2. The learned Sixth Presidency Magistrate (as he then was) questioned the accused-petitioners under Section 242, Cr.P.C., to show cause why they should not be convicted. The two petitioners denied the offence and pleaded not guilty. Thereafter, the statutory duty enjoined on the Magistrate is to proceed to hear the complainant and take all such evidence as may be produced in support of the prosecution and also to hear the accused and take all such evidence as they produce in their defence, under Section 244 of the Code of Criminal Procedure. If there is no admission on the part of the petitioners entailing a conviction in terms of Section 243, Cr. P. C, the inevitable duty of the Magistrate is to record evidence under Section 244, Cr.P.C. The Code does not warrant the subsequent admission of guilt on the part of the petitioners, when once there is a denial of the offence, under Section 242, Cr.P.C.

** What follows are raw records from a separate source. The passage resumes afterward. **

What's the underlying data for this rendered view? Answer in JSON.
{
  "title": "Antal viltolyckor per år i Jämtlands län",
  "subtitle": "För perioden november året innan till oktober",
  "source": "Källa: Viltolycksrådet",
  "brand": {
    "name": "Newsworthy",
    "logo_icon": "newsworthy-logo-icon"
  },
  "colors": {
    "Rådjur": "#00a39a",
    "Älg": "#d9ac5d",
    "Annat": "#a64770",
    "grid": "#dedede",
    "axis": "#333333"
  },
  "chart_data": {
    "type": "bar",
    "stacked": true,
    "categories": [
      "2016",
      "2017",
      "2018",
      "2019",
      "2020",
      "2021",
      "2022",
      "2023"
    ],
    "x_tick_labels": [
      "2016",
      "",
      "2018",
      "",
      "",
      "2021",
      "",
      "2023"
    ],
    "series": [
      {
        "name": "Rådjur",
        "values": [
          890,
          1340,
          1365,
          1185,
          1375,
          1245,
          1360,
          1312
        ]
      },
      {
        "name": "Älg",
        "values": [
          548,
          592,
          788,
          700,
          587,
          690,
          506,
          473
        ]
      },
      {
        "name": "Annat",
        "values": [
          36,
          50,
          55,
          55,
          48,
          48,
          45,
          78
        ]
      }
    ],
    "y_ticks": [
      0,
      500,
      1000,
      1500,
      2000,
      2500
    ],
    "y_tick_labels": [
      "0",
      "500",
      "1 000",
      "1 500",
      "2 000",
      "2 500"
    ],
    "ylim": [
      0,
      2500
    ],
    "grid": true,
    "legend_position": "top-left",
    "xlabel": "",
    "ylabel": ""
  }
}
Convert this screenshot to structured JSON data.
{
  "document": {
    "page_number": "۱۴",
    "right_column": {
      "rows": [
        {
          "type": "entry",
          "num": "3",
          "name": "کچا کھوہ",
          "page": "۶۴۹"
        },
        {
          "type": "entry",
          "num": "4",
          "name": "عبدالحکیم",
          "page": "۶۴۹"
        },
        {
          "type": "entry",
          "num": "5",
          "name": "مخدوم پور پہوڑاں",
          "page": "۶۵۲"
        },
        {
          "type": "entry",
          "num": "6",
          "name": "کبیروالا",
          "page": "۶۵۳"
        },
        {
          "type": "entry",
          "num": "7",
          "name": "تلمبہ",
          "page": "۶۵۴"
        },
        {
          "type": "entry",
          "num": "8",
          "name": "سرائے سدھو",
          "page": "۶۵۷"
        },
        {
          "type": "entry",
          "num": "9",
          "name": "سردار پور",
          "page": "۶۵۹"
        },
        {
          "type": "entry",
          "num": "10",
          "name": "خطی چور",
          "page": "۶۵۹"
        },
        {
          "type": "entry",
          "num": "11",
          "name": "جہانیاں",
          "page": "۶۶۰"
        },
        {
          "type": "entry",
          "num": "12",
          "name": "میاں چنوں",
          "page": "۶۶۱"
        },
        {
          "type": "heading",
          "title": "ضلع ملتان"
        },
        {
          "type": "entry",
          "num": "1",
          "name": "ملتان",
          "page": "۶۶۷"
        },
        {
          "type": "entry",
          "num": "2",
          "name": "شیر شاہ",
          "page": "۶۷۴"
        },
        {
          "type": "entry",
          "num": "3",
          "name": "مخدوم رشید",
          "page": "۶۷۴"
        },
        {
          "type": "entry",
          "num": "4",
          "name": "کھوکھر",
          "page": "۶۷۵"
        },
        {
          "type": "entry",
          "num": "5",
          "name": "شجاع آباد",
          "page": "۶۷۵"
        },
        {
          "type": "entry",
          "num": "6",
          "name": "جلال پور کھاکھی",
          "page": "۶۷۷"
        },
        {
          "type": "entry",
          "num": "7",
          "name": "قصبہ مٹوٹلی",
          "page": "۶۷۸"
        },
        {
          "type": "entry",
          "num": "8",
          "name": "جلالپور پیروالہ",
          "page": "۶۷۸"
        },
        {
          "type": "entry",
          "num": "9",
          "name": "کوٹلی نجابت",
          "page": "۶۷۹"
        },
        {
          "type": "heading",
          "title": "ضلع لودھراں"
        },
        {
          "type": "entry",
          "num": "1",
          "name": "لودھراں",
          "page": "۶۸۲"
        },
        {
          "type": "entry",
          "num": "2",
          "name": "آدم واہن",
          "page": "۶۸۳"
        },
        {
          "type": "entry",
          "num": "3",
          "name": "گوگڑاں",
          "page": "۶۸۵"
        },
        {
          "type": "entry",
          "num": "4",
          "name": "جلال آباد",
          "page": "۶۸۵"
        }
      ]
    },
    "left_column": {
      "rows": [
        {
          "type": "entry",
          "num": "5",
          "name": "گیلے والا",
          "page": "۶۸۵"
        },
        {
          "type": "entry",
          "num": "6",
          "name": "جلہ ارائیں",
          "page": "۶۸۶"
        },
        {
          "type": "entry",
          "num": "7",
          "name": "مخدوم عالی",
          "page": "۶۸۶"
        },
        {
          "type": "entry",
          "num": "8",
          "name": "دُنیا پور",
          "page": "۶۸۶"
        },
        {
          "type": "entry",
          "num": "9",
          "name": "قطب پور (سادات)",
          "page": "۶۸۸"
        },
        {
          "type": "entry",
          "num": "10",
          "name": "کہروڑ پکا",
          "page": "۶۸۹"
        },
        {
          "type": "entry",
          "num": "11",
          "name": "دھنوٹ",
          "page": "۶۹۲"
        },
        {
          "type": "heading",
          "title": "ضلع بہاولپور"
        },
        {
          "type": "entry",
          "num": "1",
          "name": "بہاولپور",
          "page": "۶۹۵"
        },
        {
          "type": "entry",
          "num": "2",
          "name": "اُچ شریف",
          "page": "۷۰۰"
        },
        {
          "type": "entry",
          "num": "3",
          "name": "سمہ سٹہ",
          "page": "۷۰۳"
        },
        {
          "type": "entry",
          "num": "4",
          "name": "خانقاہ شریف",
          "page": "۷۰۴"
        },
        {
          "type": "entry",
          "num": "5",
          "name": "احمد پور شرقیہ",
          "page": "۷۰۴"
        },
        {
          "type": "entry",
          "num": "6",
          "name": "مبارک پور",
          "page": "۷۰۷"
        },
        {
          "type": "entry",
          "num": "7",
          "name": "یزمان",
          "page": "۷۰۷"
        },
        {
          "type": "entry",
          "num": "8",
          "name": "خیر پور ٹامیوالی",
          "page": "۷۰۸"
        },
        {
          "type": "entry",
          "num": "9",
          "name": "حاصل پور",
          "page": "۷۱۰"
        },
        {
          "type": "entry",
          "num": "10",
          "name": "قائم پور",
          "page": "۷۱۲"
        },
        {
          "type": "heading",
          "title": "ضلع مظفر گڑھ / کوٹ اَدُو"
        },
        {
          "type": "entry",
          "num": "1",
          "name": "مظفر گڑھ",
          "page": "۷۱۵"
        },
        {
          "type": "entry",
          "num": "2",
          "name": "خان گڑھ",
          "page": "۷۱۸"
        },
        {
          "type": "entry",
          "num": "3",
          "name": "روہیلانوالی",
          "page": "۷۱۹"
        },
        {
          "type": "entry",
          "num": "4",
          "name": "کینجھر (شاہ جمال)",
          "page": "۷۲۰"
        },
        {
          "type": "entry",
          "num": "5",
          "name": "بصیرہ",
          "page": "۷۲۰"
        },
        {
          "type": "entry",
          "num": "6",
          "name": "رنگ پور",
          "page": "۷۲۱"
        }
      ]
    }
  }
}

3. Clearly, the procedure followed by the learned Magistrate is opposed to law. This view of mine derives strength from the two decisions reported in M. Kuppuswami in re and Latha In re, (Cri. R. C. No. 1158 of 1972 of this Court -judgment, D/- 17-1-1974 (Mad.).
4. The revision petition is allowed. The convictions and sentences awarded against the two petitioners are set aside. The fine amounts, if paid, will be refunded to the petitioners.